The Latin community of Cyprus has benefited from state assistance for its various schools and churches over the past ten years, including free health care for Roman Catholic clergy irrespective of nationality, the payment of the salaries of five Roman Catholic priests resident in Nicosia, Larnaca, Limassol and Paphos, an annual grant of £22,000 per annum towards the needs of the Roman Catholic church in Cyprus, fully subsidized education for the children of Latins attending Latin primary and secondary schools and a partial subsidy for the children of Latins attending private secondary schools. Churches serving the Latin community of Cyprus are that of the Holy Cross near the Paphos Gate in Nicosia, founded in 1901 with a grant from Queen Maria-Christina, wife of King Alfonso XII of Spain, that of St Catherine’s in Limassol founded by the Franciscans in 1872 and that of St Mary of the Graces, re-founded in Larnaca by the Franciscans in 1848. One should also mention an earlier Latin church founded at Larnaca in 1702, the foundation stone of which had been laid by the French consul and which had served as his private chapel and as a hospice for pilgrims bound for the Holy Land. An additional church has recently been acquired in Paphos. There are also Latin cemeteries in Nicosia, Larnaca and Paphos, as well as Latin chapels at the college of Terra Santa in Nicosia and the monastery of St Joseph in Larnaca, founded in 1841 by the sisters of this order, who have been mentioned previously. As regards schools, those serving the Latins of Cyprus but which also accept pupils of other faiths are Terra Santa College in Nicosia, founded and maintained by the Franciscan friars, and the School of St Mary in Limassol, originally founded as a girls’ college by the Franciscan Sisters of the Sacred Heart. Both the above schools provide pre-primary, primary and secondary education, and the School of St Mary has recently become co-educational. To the above establishments can be added a kindergarten at Kalo Khorio in the district of Paphos. The Latins of Cyprus also maintain two charitable organisations, that of St Anthony in Nicosia and of St Catherine in Limassol, which organise an annual bazaar every Christmas, with the proceeds going towards the needs of the poor.

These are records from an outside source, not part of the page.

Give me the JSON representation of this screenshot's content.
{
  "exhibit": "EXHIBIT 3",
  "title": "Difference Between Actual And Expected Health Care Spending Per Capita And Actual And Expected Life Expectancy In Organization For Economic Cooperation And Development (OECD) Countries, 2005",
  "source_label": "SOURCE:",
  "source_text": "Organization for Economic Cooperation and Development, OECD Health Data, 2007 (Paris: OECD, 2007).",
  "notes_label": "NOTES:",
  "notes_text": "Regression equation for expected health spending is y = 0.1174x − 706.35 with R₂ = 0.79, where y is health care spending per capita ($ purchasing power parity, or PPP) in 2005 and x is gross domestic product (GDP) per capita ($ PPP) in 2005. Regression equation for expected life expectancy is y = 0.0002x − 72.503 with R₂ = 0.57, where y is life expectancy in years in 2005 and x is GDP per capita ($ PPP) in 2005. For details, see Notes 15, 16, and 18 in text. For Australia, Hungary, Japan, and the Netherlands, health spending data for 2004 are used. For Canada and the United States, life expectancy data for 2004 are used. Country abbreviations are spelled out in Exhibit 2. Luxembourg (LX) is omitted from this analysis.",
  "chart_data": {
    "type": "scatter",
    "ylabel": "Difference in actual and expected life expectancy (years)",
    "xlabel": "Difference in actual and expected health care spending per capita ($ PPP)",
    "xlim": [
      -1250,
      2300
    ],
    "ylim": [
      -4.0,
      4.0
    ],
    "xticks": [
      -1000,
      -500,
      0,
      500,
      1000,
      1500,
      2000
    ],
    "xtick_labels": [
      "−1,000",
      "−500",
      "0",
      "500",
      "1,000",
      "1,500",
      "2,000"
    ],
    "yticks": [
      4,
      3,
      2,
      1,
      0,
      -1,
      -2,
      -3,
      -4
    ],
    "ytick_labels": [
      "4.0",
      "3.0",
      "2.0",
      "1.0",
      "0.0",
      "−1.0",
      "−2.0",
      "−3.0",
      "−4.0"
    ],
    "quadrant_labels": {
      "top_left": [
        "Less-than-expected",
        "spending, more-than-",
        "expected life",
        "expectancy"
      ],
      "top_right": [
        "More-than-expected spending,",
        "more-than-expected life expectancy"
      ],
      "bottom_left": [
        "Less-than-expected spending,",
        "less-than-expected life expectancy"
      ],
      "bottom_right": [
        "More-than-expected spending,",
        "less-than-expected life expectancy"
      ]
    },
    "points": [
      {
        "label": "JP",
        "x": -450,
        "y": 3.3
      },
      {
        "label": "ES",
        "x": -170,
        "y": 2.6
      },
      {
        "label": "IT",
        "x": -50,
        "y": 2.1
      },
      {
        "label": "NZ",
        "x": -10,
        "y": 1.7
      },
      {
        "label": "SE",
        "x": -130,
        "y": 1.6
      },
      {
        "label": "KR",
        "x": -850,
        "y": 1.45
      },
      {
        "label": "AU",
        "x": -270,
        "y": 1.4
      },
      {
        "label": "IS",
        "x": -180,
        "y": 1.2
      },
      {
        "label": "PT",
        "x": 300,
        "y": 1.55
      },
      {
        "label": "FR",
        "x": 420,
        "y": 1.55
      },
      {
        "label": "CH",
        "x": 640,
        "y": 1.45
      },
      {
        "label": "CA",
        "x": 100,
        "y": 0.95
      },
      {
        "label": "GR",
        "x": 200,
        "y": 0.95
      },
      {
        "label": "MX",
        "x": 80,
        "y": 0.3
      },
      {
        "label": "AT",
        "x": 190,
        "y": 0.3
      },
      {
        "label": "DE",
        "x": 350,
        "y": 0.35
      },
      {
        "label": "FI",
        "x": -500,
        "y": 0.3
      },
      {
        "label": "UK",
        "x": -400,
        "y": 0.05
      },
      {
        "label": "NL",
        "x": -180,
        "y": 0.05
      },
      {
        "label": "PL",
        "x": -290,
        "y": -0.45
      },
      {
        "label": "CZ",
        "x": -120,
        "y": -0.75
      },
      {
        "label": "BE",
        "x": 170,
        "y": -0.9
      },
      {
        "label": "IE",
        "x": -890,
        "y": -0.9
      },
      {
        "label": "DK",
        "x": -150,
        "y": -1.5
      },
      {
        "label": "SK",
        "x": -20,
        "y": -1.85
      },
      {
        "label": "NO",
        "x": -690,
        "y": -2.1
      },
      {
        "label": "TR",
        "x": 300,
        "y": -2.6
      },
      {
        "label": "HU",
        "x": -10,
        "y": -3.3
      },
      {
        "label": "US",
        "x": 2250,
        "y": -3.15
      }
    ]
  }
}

By way of conclusion, it is possible to state that the Latins of Cyprus form a compact but steadily increasing community differing markedly from the Armenians and the Maronites, the other two religious groups officially recognised by the constitution of Cyprus, insofar as they are not nationally homogeneous. This national heterogeneity, as seen above, existed from the outset, with Venetians, French, Italians and Maltese all contributing to the formation of Cyprus’ modern Latin community. In recent decades intermarriage between native Cypriots and Roman Catholics from Eastern Europe such as Poles and Czechs or even with Filipinos from the Far East has added to this national heterogeneity, and the Latins of Cyprus look set to become not only more numerous on the island, but also more diverse ethnically.